プラセボ効果実験
彼には日本という国においての日常しか知らない。しかし、日々垂れ流される情報の大半に、プラセボ効果を感じてしまう。
体調管理、流行り、思考。細かく割ればキリがない。
その多くは、人が正しくあろうと試みる心境に付け入ったものであると、彼は考えている。
そういう視点からみると、どれが正しく、どれが間違っているのか分からなくなる。
そういう疑問に対して、返せる答えはただ一つしか思いつかない。
正しいものも、間違っているものも、どこにもない。
全ては混沌の中にある。
「本当」などどこにもない。
そんなところに正しさや、間違いなどあるわけがない。
あるべき場所で、あるべき自分でいることこそ貴重なのではないだろうか?
何にでも馴染めるのは、そこに自分の意思がないからで、その指針を他人にゆだねているせいだとかねがね思うのだった。
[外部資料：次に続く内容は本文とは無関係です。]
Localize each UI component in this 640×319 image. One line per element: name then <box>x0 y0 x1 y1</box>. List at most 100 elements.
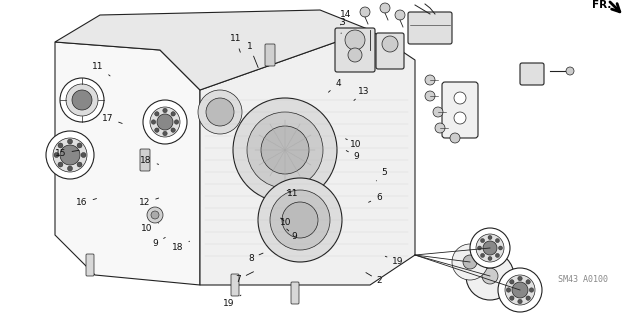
Circle shape <box>509 296 514 300</box>
Circle shape <box>67 166 72 171</box>
Circle shape <box>206 98 234 126</box>
Circle shape <box>150 107 180 137</box>
Circle shape <box>481 253 484 257</box>
Circle shape <box>171 112 175 116</box>
Text: 18: 18 <box>140 156 159 165</box>
Text: 5: 5 <box>376 168 387 181</box>
Circle shape <box>46 131 94 179</box>
Circle shape <box>488 235 492 240</box>
Text: 19: 19 <box>223 295 241 308</box>
Text: 11: 11 <box>92 62 110 76</box>
Circle shape <box>151 120 156 124</box>
Circle shape <box>163 131 167 136</box>
Circle shape <box>529 288 534 292</box>
Circle shape <box>143 100 187 144</box>
FancyBboxPatch shape <box>442 82 478 138</box>
Circle shape <box>163 108 167 113</box>
Text: 12: 12 <box>139 198 159 207</box>
Circle shape <box>348 48 362 62</box>
Text: 15: 15 <box>55 149 79 158</box>
Text: FR.: FR. <box>592 0 611 10</box>
Circle shape <box>174 120 179 124</box>
Text: 11: 11 <box>230 34 241 52</box>
Circle shape <box>425 75 435 85</box>
Circle shape <box>425 91 435 101</box>
Circle shape <box>171 128 175 132</box>
Text: SM43 A0100: SM43 A0100 <box>558 276 608 285</box>
Circle shape <box>58 143 63 148</box>
Circle shape <box>470 228 510 268</box>
Circle shape <box>466 252 514 300</box>
Text: 13: 13 <box>354 87 369 100</box>
Circle shape <box>488 256 492 261</box>
Text: 3: 3 <box>340 19 345 33</box>
Circle shape <box>395 10 405 20</box>
Text: 16: 16 <box>76 198 97 207</box>
Circle shape <box>155 112 159 116</box>
Circle shape <box>77 162 82 167</box>
Circle shape <box>505 275 535 305</box>
Circle shape <box>435 123 445 133</box>
Polygon shape <box>55 42 200 285</box>
Text: 11: 11 <box>287 189 299 198</box>
Circle shape <box>526 280 531 284</box>
Circle shape <box>53 138 87 172</box>
Text: 10: 10 <box>280 218 292 227</box>
Circle shape <box>463 255 477 269</box>
Circle shape <box>151 211 159 219</box>
FancyBboxPatch shape <box>408 12 452 44</box>
FancyBboxPatch shape <box>140 149 150 171</box>
Circle shape <box>282 202 318 238</box>
Circle shape <box>233 98 337 202</box>
Circle shape <box>147 207 163 223</box>
Circle shape <box>476 234 504 262</box>
Circle shape <box>360 7 370 17</box>
Circle shape <box>454 112 466 124</box>
Circle shape <box>498 268 542 312</box>
FancyBboxPatch shape <box>231 274 239 296</box>
Circle shape <box>512 282 528 298</box>
Circle shape <box>566 67 574 75</box>
Circle shape <box>450 133 460 143</box>
FancyBboxPatch shape <box>86 254 94 276</box>
Circle shape <box>270 190 330 250</box>
Text: 9: 9 <box>287 229 297 241</box>
Text: 8: 8 <box>248 253 263 263</box>
FancyBboxPatch shape <box>291 282 299 304</box>
Text: 1: 1 <box>247 42 258 68</box>
Text: 4: 4 <box>328 79 340 92</box>
Circle shape <box>380 3 390 13</box>
Circle shape <box>60 145 80 165</box>
Text: 7: 7 <box>236 272 253 284</box>
Text: 2: 2 <box>366 272 382 285</box>
Circle shape <box>66 84 98 116</box>
Circle shape <box>483 241 497 255</box>
Polygon shape <box>55 10 370 90</box>
Circle shape <box>495 253 499 257</box>
Text: 9: 9 <box>153 237 165 248</box>
Circle shape <box>198 90 242 134</box>
FancyBboxPatch shape <box>376 33 404 69</box>
Circle shape <box>81 152 86 158</box>
Text: 14: 14 <box>340 10 351 25</box>
Circle shape <box>382 36 398 52</box>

そういう人たちの状況を知ってか知らずか、世の中では「プラセボ効果実験」が行われていると感じるのだ。人体実験を公の場で流している情報に対して、どのような影響があったのか、どのような変化があったのか、観測しているのかもしれない。
何のためにとか、何を目的にしているのかは分からない。
彼には世界がカオスに見えている。
そこで素直に踊りたいとは思えないのだ。